第4話 勇者
リアと話をしていると試験官らしき男性が壇上に出てきた。
「只今より、ミラグレス学園の入学者選抜試験を開始します。1番から250番の方々はA会場、251番から500番の方々はB会場、501番から750番の方々はC会場、751番から1000番の方々はD会場、1001番から1250番の方々はE会場、1251番以降の方々はF会場へそれぞれ移動してください!」
というアナウンスが聞こえた。拡声魔法で声を大きくしているため、遠くのここまで聞こえてきたのだろう。
「リアは何番だ?」
「私は261番だ」
「じゃあ別々か」
「そういうことになるな」
「まあ、お互いに頑張ろうぜ」
「ああ、頑張ろう」
「なんだよ、余裕そうだな?」
「まあ、私は特待生を狙っているからな。それに剣の腕にはかなりの自信がある。アレンの方こそ大丈夫か?」
「緊張しまくりだよ…それに、魔法はまあまあ自信があるが剣はここでは自信がないな」
「そうだ、一ついいことを教えておいてやろう。優秀な受験者はその場で合格を言い渡されるらしいぞ」
「リアはあるかもしれないが、俺はそんなこと絶対ないぞ?」
「そうか?アレンのことだしありそうだかな。そうだ、試験が終わったら学園の入り口で待っていてくれ」
「?ああ、分かった」
「それじゃあまた後でな」
「ああ、また後で」
そうして俺とリアはそれぞれの会場に向い始めた。
F会場に着くと丁度説明が始まろうとしていた。
「今から説明を始める。今ここにいる人数が331人なのでそれを165人と166人で前半・後半に分けリング内で戦ってもらう。ちなみに最後の1人になるまで続くぞ。ルールは単純で魔法と武器だけを使って戦う、それだけだ。また、致命傷などを負うとリングの外に出る仕組みになっている。リングを覆うように結界が作用しているため、リング上で負った傷は外に出るとなくなるから全力で戦え!以上で説明を終わる。何か質問のあるものはいるか?質問があるなら手を上げろ」
誰も手をあげるものはいなかった。にしても試験方法が乱戦とは思わなかった。まあ、人数も多いので妥当だとは思うが。
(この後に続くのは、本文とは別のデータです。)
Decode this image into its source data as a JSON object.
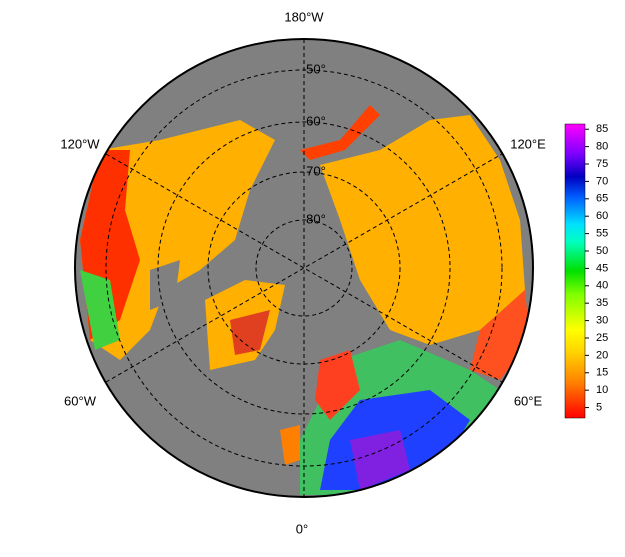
{
  "map": {
    "longitude_labels": [
      "180°W",
      "120°W",
      "120°E",
      "60°W",
      "60°E",
      "0°"
    ],
    "latitude_labels": [
      "50°",
      "60°",
      "70°",
      "80°"
    ]
  },
  "colorbar": {
    "lim": [
      2,
      86.5
    ],
    "ticks": [
      5,
      10,
      15,
      20,
      25,
      30,
      35,
      40,
      45,
      50,
      55,
      60,
      65,
      70,
      75,
      80,
      85
    ]
  }
}
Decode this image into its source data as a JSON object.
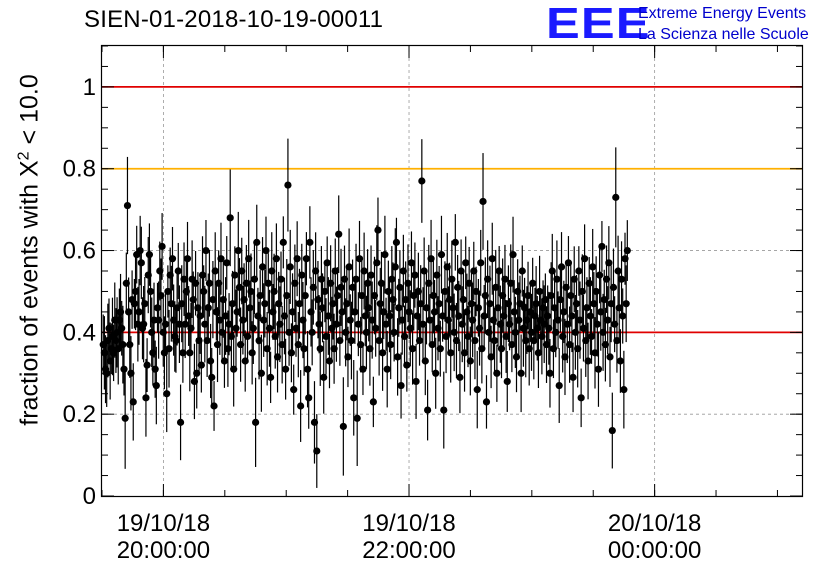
{
  "header": {
    "title": "SIEN-01-2018-10-19-00011",
    "logo_mark": "EEE",
    "logo_line1": "Extreme Energy Events",
    "logo_line2": "La Scienza nelle Scuole"
  },
  "chart_data": {
    "type": "scatter",
    "title": "SIEN-01-2018-10-19-00011",
    "xlabel": "",
    "ylabel_prefix": "fraction of events with X",
    "ylabel_sup": "2",
    "ylabel_suffix": " < 10.0",
    "ylim": [
      0,
      1.1
    ],
    "x_unit": "hours since 19/10/18 00:00",
    "xlim": [
      19.5,
      25.2
    ],
    "grid": true,
    "yticks": [
      {
        "value": 0,
        "label": "0"
      },
      {
        "value": 0.2,
        "label": "0.2"
      },
      {
        "value": 0.4,
        "label": "0.4"
      },
      {
        "value": 0.6,
        "label": "0.6"
      },
      {
        "value": 0.8,
        "label": "0.8"
      },
      {
        "value": 1.0,
        "label": "1"
      }
    ],
    "yminor_step": 0.05,
    "xticks": [
      {
        "value": 20,
        "date": "19/10/18",
        "time": "20:00:00"
      },
      {
        "value": 22,
        "date": "19/10/18",
        "time": "22:00:00"
      },
      {
        "value": 24,
        "date": "20/10/18",
        "time": "00:00:00"
      }
    ],
    "xminor_step": 0.5,
    "reference_lines": [
      {
        "value": 1.0,
        "color": "#e00000"
      },
      {
        "value": 0.8,
        "color": "#ffb000"
      },
      {
        "value": 0.4,
        "color": "#e00000"
      }
    ],
    "series": [
      {
        "name": "fraction",
        "x_start": 19.51,
        "x_step": 0.0094,
        "values": [
          0.37,
          0.35,
          0.31,
          0.3,
          0.38,
          0.41,
          0.33,
          0.36,
          0.39,
          0.35,
          0.43,
          0.38,
          0.4,
          0.36,
          0.43,
          0.45,
          0.41,
          0.37,
          0.31,
          0.19,
          0.52,
          0.71,
          0.45,
          0.37,
          0.3,
          0.48,
          0.23,
          0.47,
          0.5,
          0.59,
          0.42,
          0.45,
          0.6,
          0.57,
          0.41,
          0.42,
          0.47,
          0.24,
          0.32,
          0.54,
          0.59,
          0.5,
          0.4,
          0.35,
          0.43,
          0.31,
          0.27,
          0.46,
          0.43,
          0.55,
          0.49,
          0.61,
          0.4,
          0.35,
          0.42,
          0.25,
          0.5,
          0.36,
          0.54,
          0.47,
          0.58,
          0.43,
          0.39,
          0.38,
          0.46,
          0.55,
          0.42,
          0.18,
          0.47,
          0.35,
          0.53,
          0.42,
          0.5,
          0.58,
          0.44,
          0.35,
          0.41,
          0.53,
          0.48,
          0.28,
          0.52,
          0.3,
          0.46,
          0.38,
          0.44,
          0.32,
          0.54,
          0.5,
          0.42,
          0.6,
          0.38,
          0.46,
          0.52,
          0.33,
          0.29,
          0.48,
          0.22,
          0.55,
          0.45,
          0.37,
          0.52,
          0.43,
          0.58,
          0.4,
          0.48,
          0.33,
          0.44,
          0.57,
          0.36,
          0.42,
          0.68,
          0.39,
          0.47,
          0.31,
          0.54,
          0.41,
          0.45,
          0.6,
          0.51,
          0.37,
          0.55,
          0.43,
          0.48,
          0.33,
          0.52,
          0.39,
          0.58,
          0.46,
          0.5,
          0.35,
          0.41,
          0.53,
          0.18,
          0.62,
          0.44,
          0.38,
          0.49,
          0.3,
          0.56,
          0.43,
          0.47,
          0.6,
          0.36,
          0.52,
          0.41,
          0.29,
          0.55,
          0.45,
          0.5,
          0.39,
          0.58,
          0.34,
          0.47,
          0.42,
          0.53,
          0.37,
          0.62,
          0.44,
          0.31,
          0.49,
          0.76,
          0.4,
          0.56,
          0.35,
          0.45,
          0.26,
          0.52,
          0.41,
          0.58,
          0.37,
          0.47,
          0.22,
          0.54,
          0.43,
          0.36,
          0.49,
          0.58,
          0.31,
          0.24,
          0.62,
          0.45,
          0.4,
          0.51,
          0.18,
          0.55,
          0.11,
          0.48,
          0.42,
          0.36,
          0.53,
          0.46,
          0.29,
          0.5,
          0.39,
          0.57,
          0.44,
          0.33,
          0.52,
          0.41,
          0.47,
          0.36,
          0.55,
          0.42,
          0.49,
          0.64,
          0.38,
          0.51,
          0.45,
          0.17,
          0.53,
          0.4,
          0.47,
          0.34,
          0.56,
          0.43,
          0.38,
          0.51,
          0.24,
          0.45,
          0.53,
          0.19,
          0.42,
          0.58,
          0.37,
          0.49,
          0.31,
          0.55,
          0.44,
          0.4,
          0.52,
          0.46,
          0.36,
          0.54,
          0.43,
          0.23,
          0.49,
          0.41,
          0.57,
          0.65,
          0.38,
          0.47,
          0.52,
          0.35,
          0.45,
          0.59,
          0.42,
          0.31,
          0.5,
          0.44,
          0.37,
          0.53,
          0.48,
          0.4,
          0.56,
          0.62,
          0.34,
          0.46,
          0.51,
          0.27,
          0.43,
          0.55,
          0.39,
          0.48,
          0.32,
          0.52,
          0.45,
          0.41,
          0.57,
          0.36,
          0.49,
          0.54,
          0.28,
          0.44,
          0.5,
          0.38,
          0.47,
          0.77,
          0.42,
          0.55,
          0.33,
          0.46,
          0.21,
          0.52,
          0.43,
          0.58,
          0.37,
          0.49,
          0.45,
          0.3,
          0.54,
          0.41,
          0.47,
          0.36,
          0.59,
          0.44,
          0.21,
          0.5,
          0.39,
          0.56,
          0.43,
          0.48,
          0.35,
          0.53,
          0.46,
          0.4,
          0.62,
          0.38,
          0.51,
          0.44,
          0.29,
          0.55,
          0.42,
          0.48,
          0.35,
          0.57,
          0.45,
          0.39,
          0.52,
          0.33,
          0.47,
          0.43,
          0.55,
          0.38,
          0.5,
          0.26,
          0.46,
          0.41,
          0.57,
          0.36,
          0.72,
          0.44,
          0.49,
          0.23,
          0.53,
          0.4,
          0.47,
          0.34,
          0.58,
          0.43,
          0.38,
          0.51,
          0.3,
          0.46,
          0.55,
          0.42,
          0.36,
          0.49,
          0.44,
          0.53,
          0.39,
          0.28,
          0.47,
          0.42,
          0.52,
          0.37,
          0.59,
          0.45,
          0.4,
          0.34,
          0.5,
          0.43,
          0.47,
          0.3,
          0.55,
          0.41,
          0.46,
          0.38,
          0.43,
          0.49,
          0.36,
          0.45,
          0.4,
          0.52,
          0.38,
          0.44,
          0.47,
          0.41,
          0.35,
          0.5,
          0.43,
          0.39,
          0.46,
          0.42,
          0.48,
          0.37,
          0.44,
          0.41,
          0.3,
          0.49,
          0.55,
          0.36,
          0.46,
          0.4,
          0.53,
          0.43,
          0.27,
          0.48,
          0.56,
          0.39,
          0.45,
          0.34,
          0.51,
          0.42,
          0.57,
          0.37,
          0.49,
          0.44,
          0.29,
          0.53,
          0.4,
          0.47,
          0.36,
          0.55,
          0.43,
          0.24,
          0.5,
          0.41,
          0.58,
          0.38,
          0.46,
          0.33,
          0.52,
          0.44,
          0.39,
          0.56,
          0.47,
          0.35,
          0.5,
          0.42,
          0.31,
          0.54,
          0.45,
          0.61,
          0.4,
          0.48,
          0.37,
          0.53,
          0.43,
          0.57,
          0.34,
          0.47,
          0.16,
          0.51,
          0.42,
          0.73,
          0.38,
          0.55,
          0.46,
          0.33,
          0.53,
          0.44,
          0.26,
          0.58,
          0.47,
          0.6
        ]
      }
    ]
  }
}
「ではこれより試験を始める。1251番から1416番までリングに上がれ!」
ぞろぞろと受験者たちがリングに上がっていく。俺はもちろん後半組だが前半組の試験はどれくらいで終わるのだろうか?そんなことを考えていると全員がリングに登り終わっていた。
「それでは、始め!」
「聖剣召喚」
その言葉と同時に結界内は光と爆風で包まれた。
そして光が徐々に消えていくにつれその場にいた全員は気づいた。リング上には一人しかいないことに。
「そ、そこまで!1355番は合格だ!」
試験が一瞬で終わり、受験者たちはざわつき出した。
「なんだよ今のは!?」
「あれが聖剣かよ!」
「じゃあ、あいつが今代の勇者か!?」
「聖剣を抜いたって噂は本当だったのか!」
「確かノア・エルグランドって名前だったぞ!男爵家の人間だ!」
勇者とは魔王と対となる存在である。聖剣に勇者と認められた者のみが抜けるため、聖剣を抜ける者は必然的に勇者になるのだ。勇者はその時代に一人しかおらず、聖剣は勇者が生まれると淡く光り、勇者が資質に目覚めると強く光るようになるらしい。また、勇者が資質に目覚めるまでは王家が聖剣を管理しており、強く光りだすと王家の使いが勇者を探しに各地を回るらしい。これは平民でも知っているようなかなり有名な話だ。そしてその勇者が今目の前にいる。それは皆ざわつくだろう。
「し、静まれ!驚くのも分かるがこれより1417番以降の試験をはじめる!リングに上がれ!それと1355番を除く前半組の受験者はもう一度試験を行うので待機しておけ!」
試験官の声でざわつきは少しおさまり、俺たち後半組は移動を始めた。さっきの勇者は凄かったが、今からは俺の試験が始まると思うと無性に緊張してきた。前に踏み出す一歩が重い。一歩一歩階段を登ってリングに向かう。
「フゥー」
息を吐き出しリングの上に立った。どうせ始まるのだからどうしようもない。それにリアと約束したのだ。「頑張る」と。ならば俺に出来ることは自分のベストを尽くすことだ。
「それでは、始め!」
そして、遂に俺の試験が始まった。